CSE 373: Data Structures and Algorithms

CSE 373: Data Structures and Algorithms

Winter 2000

Assignment 1 Chapter 2 Solutions

Exercise 2.6 (a) [exercise 2.7 (a) in the C++ book]

You need to explain your analysis if you don't give a tight bound,

(1) O(N)

(2) O(N^2)

(3) O(N^3)

(4) O(N^2)

(5) O(N^5)

(6) O(N^4)

Exercise 2.8 [exercise 2.9 in the C++ book]

Algorithm        1        2        3        4
                O(N^3) O(N^2)    O(NlogN) O(N)
N=10,000       440,000
N=100,000      4*10^8   1*10^4
N=10^6         4*10^11 1*10^6    95       2.9

for the 1st algorithm, as N increases by 10 times, the running time should increase by 10^3 times. similar for the rest of the algorithms. the second algorithm should increase 10^2 times. for the 3rd algorithm increases 10*n/(n-1) times, where N=10^n. the 4th increases 10 times.

Exercise 2.12 [exercise 2.17 (a) in the C++ book]

Given as pseudocode, not exactly in C++/C syntax.

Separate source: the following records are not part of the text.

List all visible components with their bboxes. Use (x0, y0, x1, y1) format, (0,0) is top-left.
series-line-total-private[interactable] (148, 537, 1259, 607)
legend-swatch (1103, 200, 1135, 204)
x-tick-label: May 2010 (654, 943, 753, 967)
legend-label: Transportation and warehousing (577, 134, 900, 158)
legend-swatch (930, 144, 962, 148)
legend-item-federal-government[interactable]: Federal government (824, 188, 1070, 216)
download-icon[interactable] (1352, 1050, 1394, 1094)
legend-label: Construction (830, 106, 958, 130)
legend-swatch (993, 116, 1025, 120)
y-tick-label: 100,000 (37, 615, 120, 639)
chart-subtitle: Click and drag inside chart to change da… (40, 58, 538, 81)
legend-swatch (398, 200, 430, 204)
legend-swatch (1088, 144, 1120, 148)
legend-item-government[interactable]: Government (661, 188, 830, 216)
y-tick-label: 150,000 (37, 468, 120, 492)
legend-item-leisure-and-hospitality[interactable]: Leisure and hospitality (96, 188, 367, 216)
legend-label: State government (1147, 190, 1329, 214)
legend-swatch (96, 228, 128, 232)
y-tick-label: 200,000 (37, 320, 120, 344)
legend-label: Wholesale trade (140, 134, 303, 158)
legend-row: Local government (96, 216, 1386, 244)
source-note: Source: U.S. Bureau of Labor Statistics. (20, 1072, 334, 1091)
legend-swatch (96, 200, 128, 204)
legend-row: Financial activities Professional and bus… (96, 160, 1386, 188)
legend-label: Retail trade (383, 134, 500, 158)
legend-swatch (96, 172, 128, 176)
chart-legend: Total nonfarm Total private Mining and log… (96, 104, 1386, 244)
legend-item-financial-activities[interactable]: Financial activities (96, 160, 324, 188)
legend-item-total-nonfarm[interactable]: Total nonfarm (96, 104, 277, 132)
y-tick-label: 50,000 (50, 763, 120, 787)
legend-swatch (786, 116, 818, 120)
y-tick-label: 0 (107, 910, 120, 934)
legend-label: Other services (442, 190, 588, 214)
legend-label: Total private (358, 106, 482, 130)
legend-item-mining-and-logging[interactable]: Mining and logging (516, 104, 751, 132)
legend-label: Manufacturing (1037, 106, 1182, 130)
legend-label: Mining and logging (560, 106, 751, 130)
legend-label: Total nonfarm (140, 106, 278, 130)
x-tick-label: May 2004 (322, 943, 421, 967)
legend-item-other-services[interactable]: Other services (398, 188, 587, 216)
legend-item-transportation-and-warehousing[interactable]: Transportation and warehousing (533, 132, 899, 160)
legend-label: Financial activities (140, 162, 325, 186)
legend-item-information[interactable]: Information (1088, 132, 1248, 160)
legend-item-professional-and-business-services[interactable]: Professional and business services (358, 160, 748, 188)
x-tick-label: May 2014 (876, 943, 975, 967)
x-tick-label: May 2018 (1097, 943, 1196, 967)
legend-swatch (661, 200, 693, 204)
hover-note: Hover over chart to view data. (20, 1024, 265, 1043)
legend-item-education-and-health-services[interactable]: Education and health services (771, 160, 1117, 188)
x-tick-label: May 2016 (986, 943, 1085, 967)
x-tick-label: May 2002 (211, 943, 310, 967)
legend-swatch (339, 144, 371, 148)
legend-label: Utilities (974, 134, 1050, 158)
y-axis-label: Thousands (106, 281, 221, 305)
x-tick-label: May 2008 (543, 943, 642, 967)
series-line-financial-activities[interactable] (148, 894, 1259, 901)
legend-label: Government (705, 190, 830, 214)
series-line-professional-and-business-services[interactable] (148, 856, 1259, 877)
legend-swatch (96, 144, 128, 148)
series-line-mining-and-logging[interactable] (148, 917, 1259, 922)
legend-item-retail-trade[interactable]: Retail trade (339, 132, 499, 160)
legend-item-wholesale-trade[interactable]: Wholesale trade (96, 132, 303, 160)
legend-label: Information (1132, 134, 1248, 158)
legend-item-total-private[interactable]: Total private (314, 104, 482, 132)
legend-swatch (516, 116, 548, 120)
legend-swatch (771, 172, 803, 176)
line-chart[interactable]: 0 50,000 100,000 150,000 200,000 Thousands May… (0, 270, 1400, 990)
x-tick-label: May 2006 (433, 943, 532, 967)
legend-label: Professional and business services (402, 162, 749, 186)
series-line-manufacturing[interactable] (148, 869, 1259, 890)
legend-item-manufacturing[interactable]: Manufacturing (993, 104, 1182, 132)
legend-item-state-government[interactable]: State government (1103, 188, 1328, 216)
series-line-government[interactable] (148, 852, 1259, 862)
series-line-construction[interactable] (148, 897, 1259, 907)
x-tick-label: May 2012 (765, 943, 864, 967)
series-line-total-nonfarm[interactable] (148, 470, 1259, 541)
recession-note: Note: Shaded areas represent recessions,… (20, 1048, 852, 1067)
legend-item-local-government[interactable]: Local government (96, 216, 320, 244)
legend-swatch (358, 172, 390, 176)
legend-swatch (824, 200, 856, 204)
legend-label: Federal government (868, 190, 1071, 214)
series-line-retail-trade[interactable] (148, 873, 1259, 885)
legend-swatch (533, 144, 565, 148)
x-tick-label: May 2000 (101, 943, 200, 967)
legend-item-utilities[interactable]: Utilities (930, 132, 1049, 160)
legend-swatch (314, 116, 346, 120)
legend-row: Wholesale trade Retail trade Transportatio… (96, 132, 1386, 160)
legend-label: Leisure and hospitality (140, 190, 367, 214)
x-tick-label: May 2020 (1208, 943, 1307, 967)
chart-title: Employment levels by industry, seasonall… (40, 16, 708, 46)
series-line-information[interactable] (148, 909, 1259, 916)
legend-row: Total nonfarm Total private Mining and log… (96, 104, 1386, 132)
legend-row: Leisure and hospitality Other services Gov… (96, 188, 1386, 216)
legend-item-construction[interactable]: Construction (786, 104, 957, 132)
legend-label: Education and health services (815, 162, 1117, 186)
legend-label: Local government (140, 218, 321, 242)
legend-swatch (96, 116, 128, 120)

int MinSubSum(const int A[], int N) {

int ThisSum, MinSum, j;

ThisSum = MinSum = 0;

for (j = 0; j <= N; j++)

{

ThisSum += A[j];

if (ThisSum < MinSum)

MinSum = ThisSum;

else if (ThisSum > 0)

ThisSum = 0

}

return MinSum

}

Time complexity O(N)

int MinPosSubSum(int A[], int N) {

int ThisSum, MinSum, i, j, k;

// initialize MinSum to the largest value in the whole array

// the reason is that if we initialize MinSum to 0, then MinPosSubSum will

// alway return 0

MinSum = A[0]

for (i = 1; i < N; i++) {

if (A[i] > MinSum)

MinSum = A[i];

}

for (i = 0; i < N; i++)

for (j = i; j < N; j++) {

ThisSum = 0;

for (k = i; k <= j; k++)

ThisSum += A[k];

if (ThisSum < MinSum && ThisSum > 0)

MinSum = ThisSum;

}

return MinSum;

}

Time complexity O(N^3)

int MaxSubProd(int A[], int N) {

int ThisProd, MaxProd, i, j, k;

// initialize MinSum to the largest value in the whole array

// the reason is that if we initialize MinSum to 0, then MinPosSubSum will

// alway return 0

MaxProd = A[0]

for (i = 1; i < N; i++) {

if (A[i] > MaxProd)

MaxProd = A[i];

}

for (i = 0; i < N; i++)

for (j = i; j < N; j++) {

ThisProd = 1;

for (k = i; k <= j; k++)

ThisProd *= A[k];

if (ThisProd < MaxProd && ThisProd > 0)

MaxProd = ThisProd;

}

return MaxProd;

}

Time complexity O(N^3)

Exercise 2.16 [exercise 2.23 in the C++ book]

as pseudo code

acc = 1;

y = x;

while (true) {

if (n = 0) return 1;

if (n = 1) return acc * y;

if iseven(n)

y = y * y;

else

acc = y * acc;

y = y * y;

n = n/2;

}

Exercise 2.18 [exercise 2.25 in the C++ book]

a. A.
b. B.
c. unknown. we don't know what's the average running time of the two algorithms.
d. impossible. In worst cases, B will run much slower than A when N gets really big as determined by their big-O analysis.

Various programming environments provide a function for copying memory between two locations (e.g., strncpy(src, dst, size) in C). However, these routines do not always take into account the situation where src and dst overlap. For example, if src = 1000 and dst = 1050 and size = 100 the last half of src overlaps with the first half of dst. If src and dst are reversed in the above example the overlap is just opposite. Provide a convincing argument why the following code fragment for copying strings is buggy and then give the corrected code fragment (assume that dst and src are declared “char *”.)

for (i=0; i < size; i += 1) { dst[i] = src[i]);}

The bug is that the second half of the source will be overwritten with values in the first half before it gets copied to dest. So the second half of the destination will get wrong values.
solution:
if (src<dest)
    for (int i=size-1;i>=0;i--)
        dest[i]=src[i];
else for (int i=0;i<size;i++)
         dest[i]=src[i];

[Not graded] How much time did you spend on this homework assignment? On a scale from 1 to 10 (1 being way too easy, 5 being just about right, and 10 being way too hard) how would you rate this for a weekly homework assignment?